In this wine-forward exploratory atmosphere, David tells me his goal isn’t necessarily to promote natural wine, but to bring in a selection of interesting bottles. It just so happens that a majority of their selection have undergone minimal intervention.

“For me diversity is key,” Davis says. “I was so bored with a world full of Cab Sauv, Chard, etc. that all tasted more or less the same.  It was later that I found out that they tasted the same because they were using the same strains of yeast and trying to appeal to the same market.” He continues, “So, to me ‘natural wines’ at least have the potential to express the diversity of site specificity that commercial wines fail to express.”

Waco Wine Shoppe Texas Zac Cadwalader

And at Wine Shoppe, there is no shortage of diversity. Of the 200+ offerings, David estimates around 70% meet some definition of “natural”, many of which are acquired through direct relationships with the producers. The availability in Texas of California’s Populis Wines, Spain’s Loxarel, and Domaine A.D. Coutelas in France’s Marne Valley, for instance, are all thanks in large part to the direct connections David and Abigail have forged via Wine Shoppe.

Waco Wine Shoppe Texas Zac Cadwalader

When asked for a few of his current favorites, David proffered Bodegas Ponce’s Bobal grown on 80-year-old vines, a Gamay from La Pause in Loire (of course), and the effervescent Manoir de la Tete Rouge “Tete en l’air” Rosé Brut Zero, perfect for sipping lakeside in the heat of Central Texas summers. But it was the “Cuvée Georges”—a blend of Chardonnay and Savagnin, fermented and aged separately—from Domaine des Ronces that had me agog. Jura wines can be hard to find in Texas (sans an entire Jura fest in Austin that I was left to gawk at from afar), and I couldn’t buy it fast enough.

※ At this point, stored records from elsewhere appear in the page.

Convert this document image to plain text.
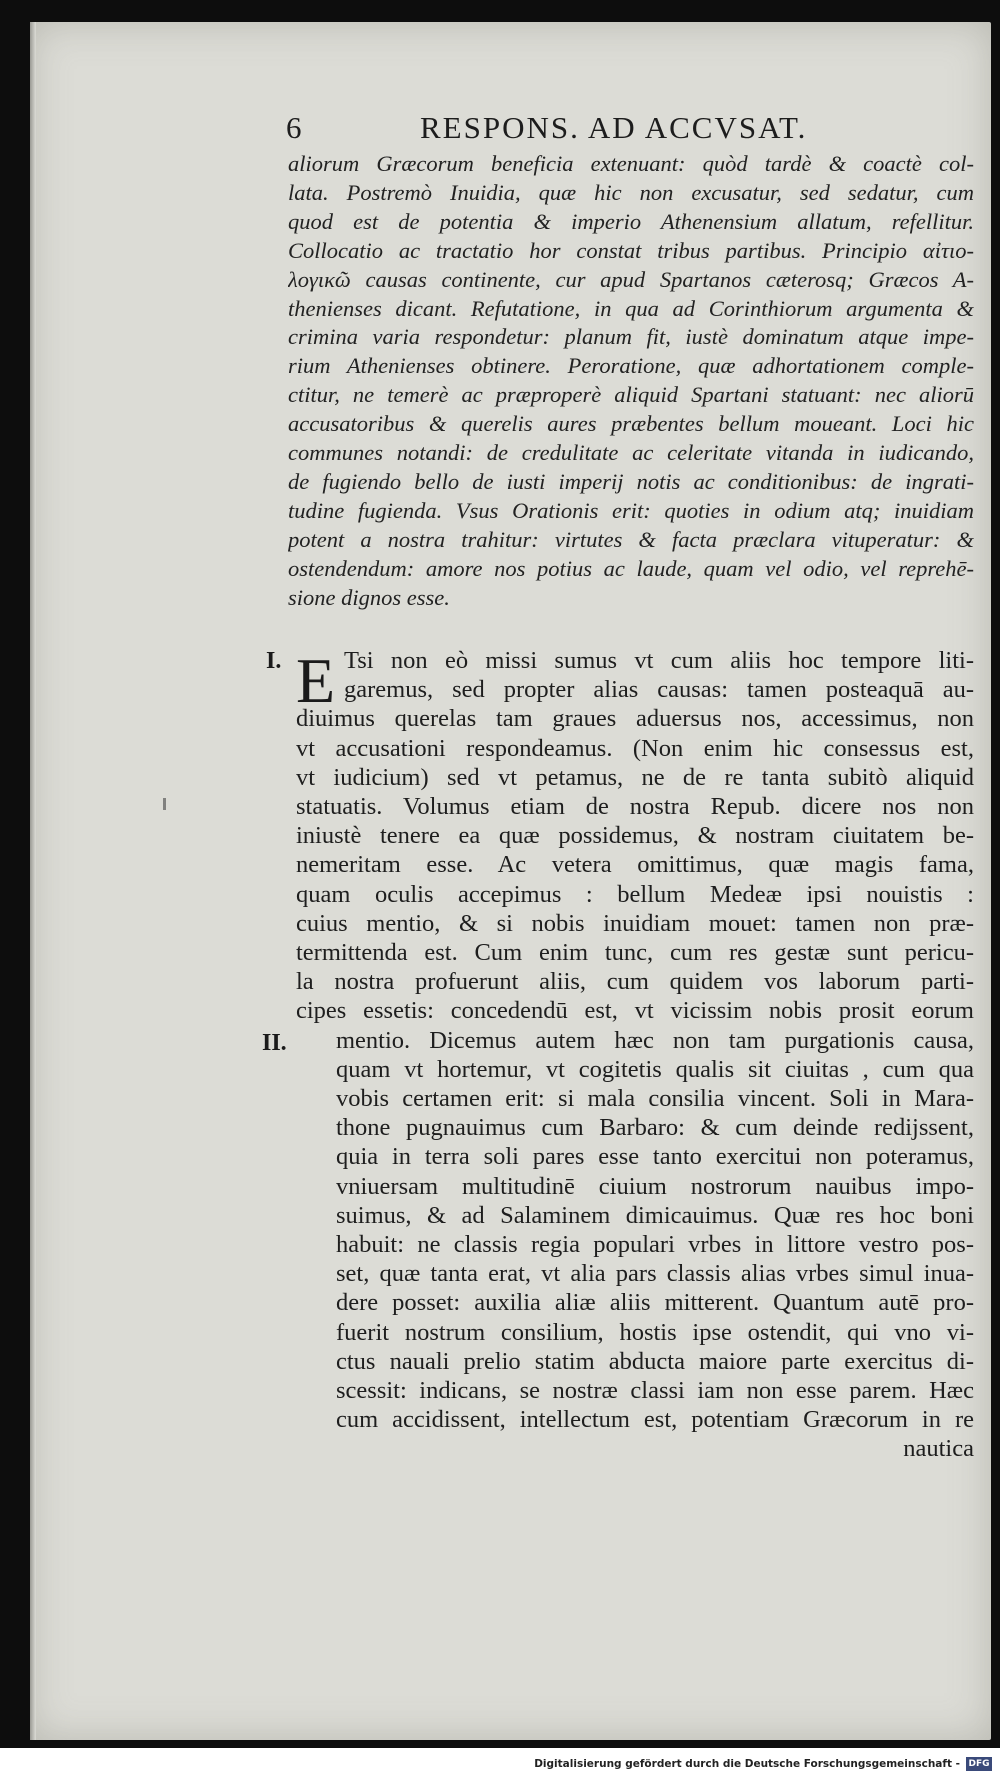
6	RESPONS. AD ACCVSAT.
aliorum Græcorum beneficia extenuant: quòd tardè & coactè col-
lata. Postremò Inuidia, quæ hic non excusatur, sed sedatur, cum
quod est de potentia & imperio Athenensium allatum, refellitur.
Collocatio ac tractatio hor constat tribus partibus. Principio αἰτιο-
λογικῶ causas continente, cur apud Spartanos cæterosq; Græcos A-
thenienses dicant. Refutatione, in qua ad Corinthiorum argumenta &
crimina varia respondetur: planum fit, iustè dominatum atque impe-
rium Athenienses obtinere. Peroratione, quæ adhortationem comple-
ctitur, ne temerè ac præproperè aliquid Spartani statuant: nec aliorū
accusatoribus & querelis aures præbentes bellum moueant. Loci hic
communes notandi: de credulitate ac celeritate vitanda in iudicando,
de fugiendo bello de iusti imperij notis ac conditionibus: de ingrati-
tudine fugienda. Vsus Orationis erit: quoties in odium atq; inuidiam
potent a nostra trahitur: virtutes & facta præclara vituperatur: &
ostendendum: amore nos potius ac laude, quam vel odio, vel reprehē-
sione dignos esse.
I.
II.
E Tsi non eò missi sumus vt cum aliis hoc tempore liti-
garemus, sed propter alias causas: tamen posteaquā au-
diuimus querelas tam graues aduersus nos, accessimus, non
vt accusationi respondeamus. (Non enim hic consessus est,
vt iudicium) sed vt petamus, ne de re tanta subitò aliquid
statuatis. Volumus etiam de nostra Repub. dicere nos non
iniustè tenere ea quæ possidemus, & nostram ciuitatem be-
nemeritam esse. Ac vetera omittimus, quæ magis fama,
quam oculis accepimus : bellum Medeæ ipsi nouistis :
cuius mentio, & si nobis inuidiam mouet: tamen non præ-
termittenda est. Cum enim tunc, cum res gestæ sunt pericu-
la nostra profuerunt aliis, cum quidem vos laborum parti-
cipes essetis: concedendū est, vt vicissim nobis prosit eorum
mentio. Dicemus autem hæc non tam purgationis causa,
quam vt hortemur, vt cogitetis qualis sit ciuitas , cum qua
vobis certamen erit: si mala consilia vincent. Soli in Mara-
thone pugnauimus cum Barbaro: & cum deinde redijssent,
quia in terra soli pares esse tanto exercitui non poteramus,
vniuersam multitudinē ciuium nostrorum nauibus impo-
suimus, & ad Salaminem dimicauimus. Quæ res hoc boni
habuit: ne classis regia populari vrbes in littore vestro pos-
set, quæ tanta erat, vt alia pars classis alias vrbes simul inua-
dere posset: auxilia aliæ aliis mitterent. Quantum autē pro-
fuerit nostrum consilium, hostis ipse ostendit, qui vno vi-
ctus nauali prelio statim abducta maiore parte exercitus di-
scessit: indicans, se nostræ classi iam non esse parem. Hæc
cum accidissent, intellectum est, potentiam Græcorum in re
nautica
Digitalisierung gefördert durch die Deutsche Forschungsgemeinschaft - DFG
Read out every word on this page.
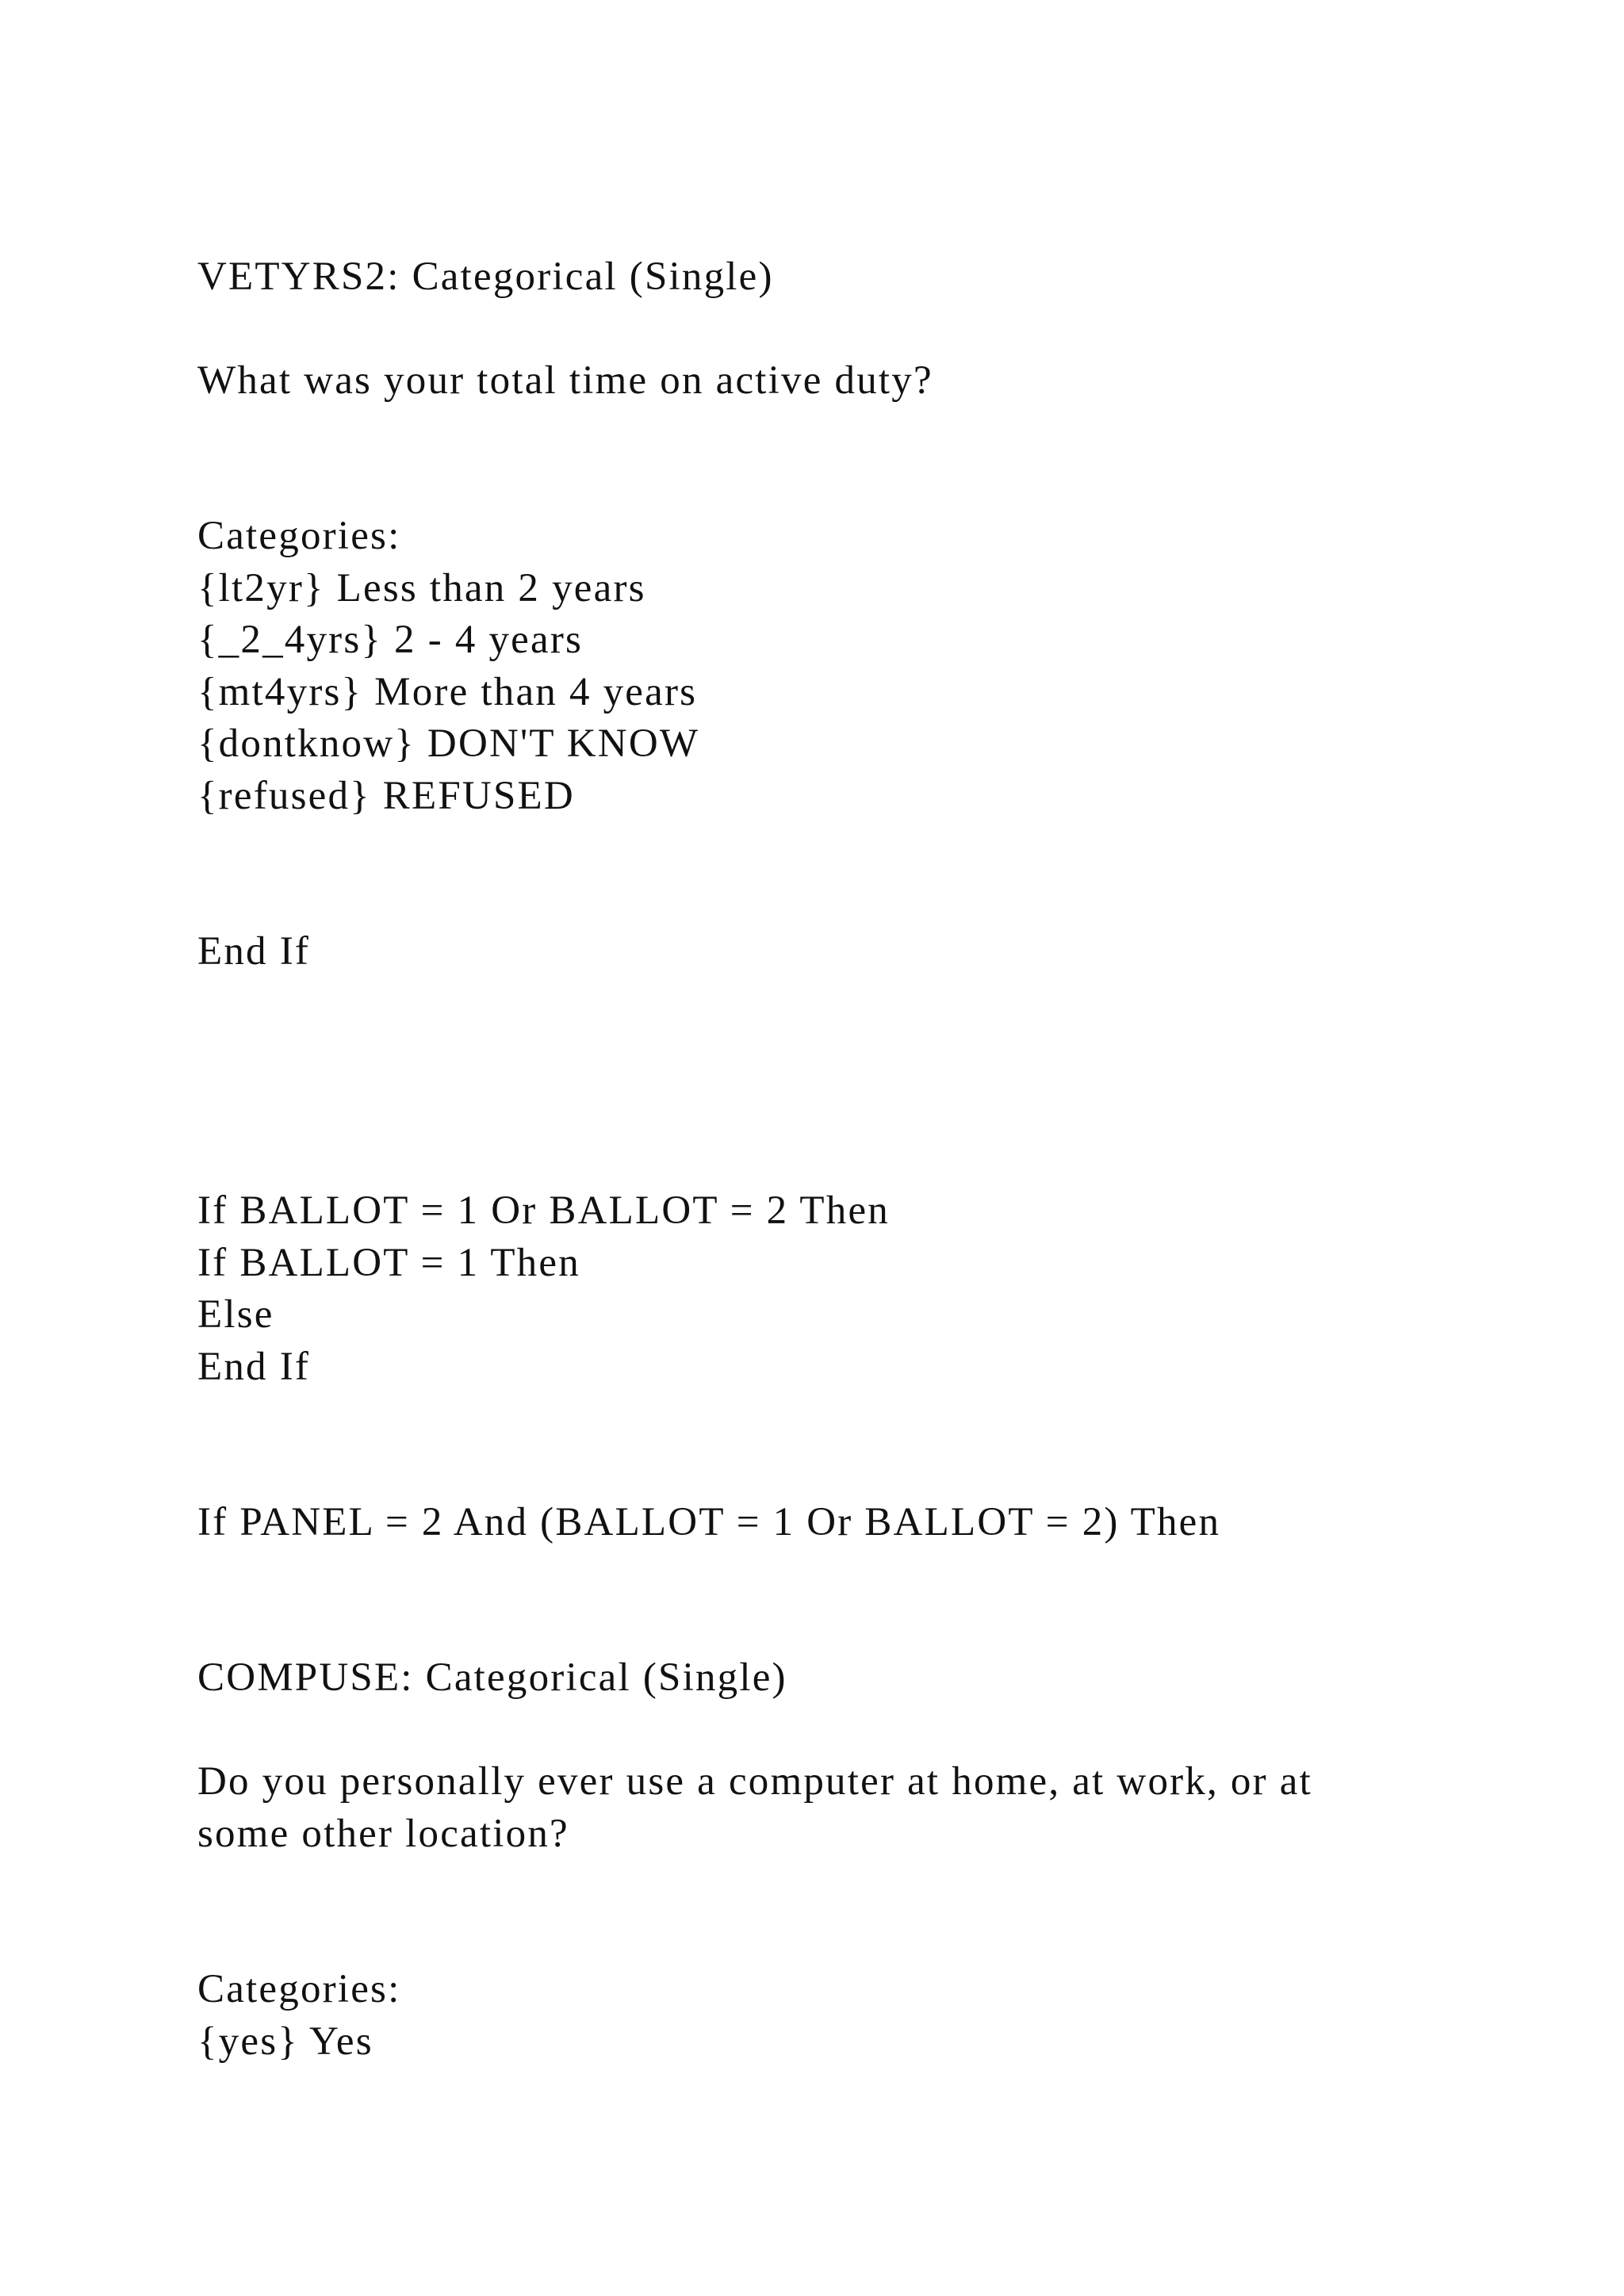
VETYRS2: Categorical (Single)
What was your total time on active duty?
Categories:
{lt2yr} Less than 2 years
{_2_4yrs} 2 - 4 years
{mt4yrs} More than 4 years
{dontknow} DON'T KNOW
{refused} REFUSED
End If
If BALLOT = 1 Or BALLOT = 2 Then
If BALLOT = 1 Then
Else
End If
If PANEL = 2 And (BALLOT = 1 Or BALLOT = 2) Then
COMPUSE: Categorical (Single)
Do you personally ever use a computer at home, at work, or at
some other location?
Categories:
{yes} Yes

It makes sense that Waco would be one of the hubs of natural wine in Texas. Not because of the litany of other craft beverage industries that have already found a home in the city limits. And not because of its relative location to the state’s largest cities. It’s because—like coffee, beer, and cocktails before it—in 2017 America, exciting ideas are no longer confined to major metropolitan areas. Cool places, like Wine Shoppe, can exist anywhere and are starting to pop up everywhere. It just so happens that in this instance, anywhere happens to be Waco, Texas.